Criminal Offences Classification
In England, criminal cases are split up into categories. The nature and seriousness of the offence will determine which part of the Courts system the case is heard in.
This page outlines the basics of the classification and Courts system.
Magistrates Court & Crown Court
The Magistrates Court is generally the Court that people first have to go to when they are facing a criminal case.
As a general rule the Magistrates Court will deal with less serious offences and they will refer more serious offences to the Crown Court.
Examples of the type of offences that will only be dealt with by the Crown Court include murder, robbery and most sexual offences.
Offences such as assault may be tried in either the Magistrates or the Crown Court and the decision where to hear the case will depend on the seriousness of the crime in question.
Categories of Criminal Offence
Summary only offences
These offences will only be dealt with by the Magistrates Court and are generally less serious in nature.

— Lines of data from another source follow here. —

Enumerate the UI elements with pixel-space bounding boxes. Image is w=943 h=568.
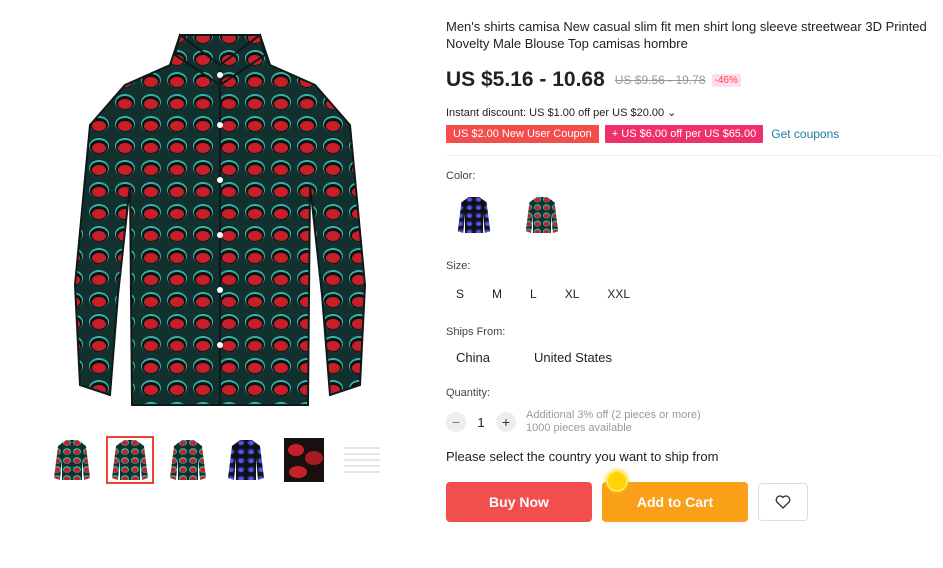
availability-note: 1000 pieces available <box>526 422 632 434</box>
thumbnail-5[interactable] <box>280 436 328 484</box>
ship-option-united-states[interactable]: United States <box>524 350 612 365</box>
ship-option-china[interactable]: China <box>446 350 490 365</box>
bulk-discount-note: Additional 3% off (2 pieces or more) <box>526 409 701 421</box>
color-option-blue[interactable] <box>452 190 496 240</box>
color-label: Color: <box>446 170 476 182</box>
new-user-coupon[interactable]: US $2.00 New User Coupon <box>446 125 599 143</box>
thumbnail-4[interactable] <box>222 436 270 484</box>
main-product-image[interactable] <box>60 25 380 415</box>
size-option-xl[interactable]: XL <box>551 284 594 304</box>
discount-badge: -46% <box>711 73 741 87</box>
add-to-cart-button[interactable]: Add to Cart <box>602 470 748 522</box>
instant-discount[interactable]: Instant discount: US $1.00 off per US $2… <box>446 106 936 119</box>
original-price: US $9.56 - 19.78 <box>614 73 706 87</box>
add-to-cart-label: Add to Cart <box>636 494 714 510</box>
price-row: US $5.16 - 10.68 US $9.56 - 19.78 -46% <box>446 68 936 92</box>
thumbnail-strip <box>48 436 396 484</box>
quantity-label: Quantity: <box>446 387 491 399</box>
thumbnail-2[interactable] <box>106 436 154 484</box>
price: US $5.16 - 10.68 <box>446 68 605 91</box>
product-title: Men's shirts camisa New casual slim fit … <box>446 19 927 51</box>
quantity-minus-button[interactable]: − <box>446 412 466 432</box>
thumbnail-3[interactable] <box>164 436 212 484</box>
size-option-s[interactable]: S <box>446 284 478 304</box>
ship-country-note: Please select the country you want to sh… <box>446 449 719 464</box>
coupon-row: US $2.00 New User Coupon + US $6.00 off … <box>446 125 936 143</box>
color-options <box>452 190 936 240</box>
cursor-indicator <box>606 470 628 492</box>
quantity-plus-button[interactable]: + <box>496 412 516 432</box>
shirt-image <box>73 33 367 406</box>
size-options: S M L XL XXL <box>446 284 936 304</box>
wishlist-button[interactable] <box>758 483 808 521</box>
quantity-stepper: − 1 + Additional 3% off (2 pieces or mor… <box>446 409 936 435</box>
divider <box>446 155 941 156</box>
size-label: Size: <box>446 260 471 272</box>
store-coupon[interactable]: + US $6.00 off per US $65.00 <box>604 125 764 143</box>
ships-from-label: Ships From: <box>446 326 506 338</box>
heart-icon <box>775 495 791 509</box>
thumbnail-6[interactable] <box>338 436 386 484</box>
size-option-l[interactable]: L <box>516 284 551 304</box>
size-option-m[interactable]: M <box>478 284 516 304</box>
thumbnail-1[interactable] <box>48 436 96 484</box>
ships-from-options: China United States <box>446 350 936 365</box>
color-option-red[interactable] <box>520 190 564 240</box>
product-details: Men's shirts camisa New casual slim fit … <box>446 18 941 522</box>
buy-now-button[interactable]: Buy Now <box>446 482 592 522</box>
action-buttons: Buy Now Add to Cart <box>446 470 936 522</box>
get-coupons-link[interactable]: Get coupons <box>771 127 839 141</box>
quantity-value[interactable]: 1 <box>466 415 496 430</box>
quantity-note: Additional 3% off (2 pieces or more) 100… <box>526 409 701 435</box>
size-option-xxl[interactable]: XXL <box>593 284 644 304</box>
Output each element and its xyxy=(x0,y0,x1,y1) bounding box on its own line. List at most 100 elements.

Examples of summary offences are less serious assault such as common assault or less serious motoring offences.
Either way offences
These are mid level offences which are more serious than summary only offences but less serious than indictable only offences. They include such offences as theft, burglary and more serious assaults such as actual bodily harm (ABH).
With either way offences, Magistrates have to decide they have sufficient sentencing powers to deal with the case if found guilty (The Magistrates Court can only give a maximum of 12 months in prison). If they decide that their powers are sufficient then the accused will have the choice of having trial in the Magistrates Court or in front of a jury in the Crown Court.
Indictable only offences
Indictable only offences are more serious offences including murder, conspiracy and sexual offences such as rape.